Le réveil sera brutal après ce rêve onirique autour d’un homme dont la face cachée, sombre, doit plutôt inciter à la réserve, à la prudence, voire à la vigilance. Mais, comme naguère, le rêve en plein jour est en train de devenir une spécialité sénégalaise. Sans doute coincé, ayant perdu espoir, le peuple sénégalais peut être excusé de certains de ses choix, dont celui que, sans enthousiasme, il est appelé à faire dans quelques semaines.

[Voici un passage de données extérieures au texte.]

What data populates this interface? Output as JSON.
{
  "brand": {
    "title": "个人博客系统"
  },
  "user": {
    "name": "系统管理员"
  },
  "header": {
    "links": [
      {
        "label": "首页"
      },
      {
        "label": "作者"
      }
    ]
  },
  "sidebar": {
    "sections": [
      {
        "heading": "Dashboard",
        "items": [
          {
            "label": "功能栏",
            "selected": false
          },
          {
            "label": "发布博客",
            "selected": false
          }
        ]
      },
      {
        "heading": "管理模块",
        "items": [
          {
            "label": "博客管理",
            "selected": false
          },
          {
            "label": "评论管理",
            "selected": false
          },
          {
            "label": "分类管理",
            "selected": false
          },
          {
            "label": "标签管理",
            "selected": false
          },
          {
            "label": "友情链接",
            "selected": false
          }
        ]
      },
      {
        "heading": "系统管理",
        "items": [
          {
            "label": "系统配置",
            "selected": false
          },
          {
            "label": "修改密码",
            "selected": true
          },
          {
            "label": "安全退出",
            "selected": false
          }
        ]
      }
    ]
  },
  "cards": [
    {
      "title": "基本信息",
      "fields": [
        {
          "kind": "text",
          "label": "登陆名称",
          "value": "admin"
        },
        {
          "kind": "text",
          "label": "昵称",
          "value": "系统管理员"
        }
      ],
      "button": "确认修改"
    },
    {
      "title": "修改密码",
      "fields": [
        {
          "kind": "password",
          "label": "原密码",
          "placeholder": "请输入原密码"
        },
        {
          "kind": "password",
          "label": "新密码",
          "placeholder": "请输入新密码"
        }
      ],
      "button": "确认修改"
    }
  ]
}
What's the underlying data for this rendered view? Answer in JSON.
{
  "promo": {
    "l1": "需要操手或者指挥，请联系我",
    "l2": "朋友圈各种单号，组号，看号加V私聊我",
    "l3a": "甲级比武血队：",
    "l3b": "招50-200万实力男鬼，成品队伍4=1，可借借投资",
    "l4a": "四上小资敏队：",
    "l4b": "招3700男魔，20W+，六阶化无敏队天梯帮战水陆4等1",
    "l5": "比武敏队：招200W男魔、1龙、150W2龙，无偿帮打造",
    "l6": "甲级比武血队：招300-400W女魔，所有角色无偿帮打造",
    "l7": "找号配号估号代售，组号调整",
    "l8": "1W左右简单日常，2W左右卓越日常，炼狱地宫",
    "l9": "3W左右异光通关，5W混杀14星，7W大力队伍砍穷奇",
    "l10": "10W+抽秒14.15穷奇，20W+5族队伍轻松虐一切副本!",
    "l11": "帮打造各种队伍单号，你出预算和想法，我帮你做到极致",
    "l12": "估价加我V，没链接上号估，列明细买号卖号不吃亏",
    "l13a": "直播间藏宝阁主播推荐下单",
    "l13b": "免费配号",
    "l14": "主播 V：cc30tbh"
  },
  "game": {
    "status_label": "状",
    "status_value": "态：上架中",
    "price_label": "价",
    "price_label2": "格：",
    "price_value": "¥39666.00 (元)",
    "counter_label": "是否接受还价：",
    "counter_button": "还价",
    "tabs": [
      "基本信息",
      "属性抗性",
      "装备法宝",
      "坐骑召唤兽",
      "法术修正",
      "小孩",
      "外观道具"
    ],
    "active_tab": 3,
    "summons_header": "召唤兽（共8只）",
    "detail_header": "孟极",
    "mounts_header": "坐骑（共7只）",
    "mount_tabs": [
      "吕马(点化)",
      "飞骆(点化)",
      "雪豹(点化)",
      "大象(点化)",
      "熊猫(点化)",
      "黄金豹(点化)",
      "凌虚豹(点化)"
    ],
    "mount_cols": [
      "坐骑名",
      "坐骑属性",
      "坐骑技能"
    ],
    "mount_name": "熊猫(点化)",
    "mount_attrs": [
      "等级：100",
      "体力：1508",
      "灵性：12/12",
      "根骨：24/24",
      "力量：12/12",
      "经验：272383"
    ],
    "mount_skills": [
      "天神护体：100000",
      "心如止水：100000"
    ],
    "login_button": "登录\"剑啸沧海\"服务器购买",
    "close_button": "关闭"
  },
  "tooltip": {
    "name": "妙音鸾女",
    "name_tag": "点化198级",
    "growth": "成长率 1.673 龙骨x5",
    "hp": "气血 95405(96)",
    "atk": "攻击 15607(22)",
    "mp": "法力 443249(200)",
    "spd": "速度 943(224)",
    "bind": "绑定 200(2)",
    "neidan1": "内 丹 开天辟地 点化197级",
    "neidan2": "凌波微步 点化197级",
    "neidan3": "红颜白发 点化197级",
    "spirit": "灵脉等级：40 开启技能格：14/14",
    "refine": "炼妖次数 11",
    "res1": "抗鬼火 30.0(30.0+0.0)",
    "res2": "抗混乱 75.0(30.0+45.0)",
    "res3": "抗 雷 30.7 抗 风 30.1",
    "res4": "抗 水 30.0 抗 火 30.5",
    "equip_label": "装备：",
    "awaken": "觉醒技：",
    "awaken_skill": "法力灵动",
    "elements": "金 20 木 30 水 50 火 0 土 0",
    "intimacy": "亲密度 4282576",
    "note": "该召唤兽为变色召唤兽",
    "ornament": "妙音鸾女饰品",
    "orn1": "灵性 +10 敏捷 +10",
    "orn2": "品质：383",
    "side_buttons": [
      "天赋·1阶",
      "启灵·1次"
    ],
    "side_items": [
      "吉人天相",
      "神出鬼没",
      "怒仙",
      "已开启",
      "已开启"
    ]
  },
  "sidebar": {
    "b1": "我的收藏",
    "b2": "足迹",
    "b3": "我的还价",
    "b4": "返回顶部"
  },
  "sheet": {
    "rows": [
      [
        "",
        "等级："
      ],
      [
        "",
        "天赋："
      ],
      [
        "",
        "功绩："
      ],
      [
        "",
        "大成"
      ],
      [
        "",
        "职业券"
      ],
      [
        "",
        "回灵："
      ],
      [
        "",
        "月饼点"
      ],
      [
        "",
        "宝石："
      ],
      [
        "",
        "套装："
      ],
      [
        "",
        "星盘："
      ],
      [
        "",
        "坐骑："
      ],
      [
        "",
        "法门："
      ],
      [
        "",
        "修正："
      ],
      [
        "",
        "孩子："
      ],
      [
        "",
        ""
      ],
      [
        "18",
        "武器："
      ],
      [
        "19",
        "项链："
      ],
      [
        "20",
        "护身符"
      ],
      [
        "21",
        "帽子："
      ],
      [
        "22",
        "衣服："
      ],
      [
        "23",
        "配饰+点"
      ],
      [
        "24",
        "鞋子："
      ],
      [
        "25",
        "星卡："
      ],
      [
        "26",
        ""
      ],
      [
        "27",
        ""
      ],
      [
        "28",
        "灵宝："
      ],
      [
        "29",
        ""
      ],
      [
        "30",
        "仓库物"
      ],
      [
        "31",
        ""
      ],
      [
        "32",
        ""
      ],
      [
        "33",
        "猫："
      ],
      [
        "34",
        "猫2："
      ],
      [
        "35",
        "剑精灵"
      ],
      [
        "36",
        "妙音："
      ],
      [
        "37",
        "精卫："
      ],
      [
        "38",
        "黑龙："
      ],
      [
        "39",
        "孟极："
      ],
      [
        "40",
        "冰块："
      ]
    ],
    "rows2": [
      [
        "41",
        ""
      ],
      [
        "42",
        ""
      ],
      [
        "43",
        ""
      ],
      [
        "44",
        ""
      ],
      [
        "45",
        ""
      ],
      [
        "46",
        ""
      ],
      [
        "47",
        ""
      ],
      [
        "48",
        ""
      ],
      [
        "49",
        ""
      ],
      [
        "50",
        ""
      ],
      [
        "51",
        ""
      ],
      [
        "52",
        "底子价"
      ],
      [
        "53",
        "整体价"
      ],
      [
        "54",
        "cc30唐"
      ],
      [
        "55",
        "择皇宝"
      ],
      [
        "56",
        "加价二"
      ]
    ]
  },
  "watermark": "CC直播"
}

Quant aux activistes, politiciens et acteurs de la société civile prompts à s’agglutiner autour d’un vainqueur potentiel, il y a de fortes raisons pour penser que les nouvelles amitiés, les liens de famille créés de toutes pièces et les justifications stratégiques ou politiques déclinées ça et là ne sont rien d’autre qu’une variante de la course classique pour aller à la soupe. Mais demain, il fera jour : que Dieu garde le Sénégal.




* Adama Gaye est journaliste, consultant sénégalais Chercheur invité de l’Université Stanford en Californie.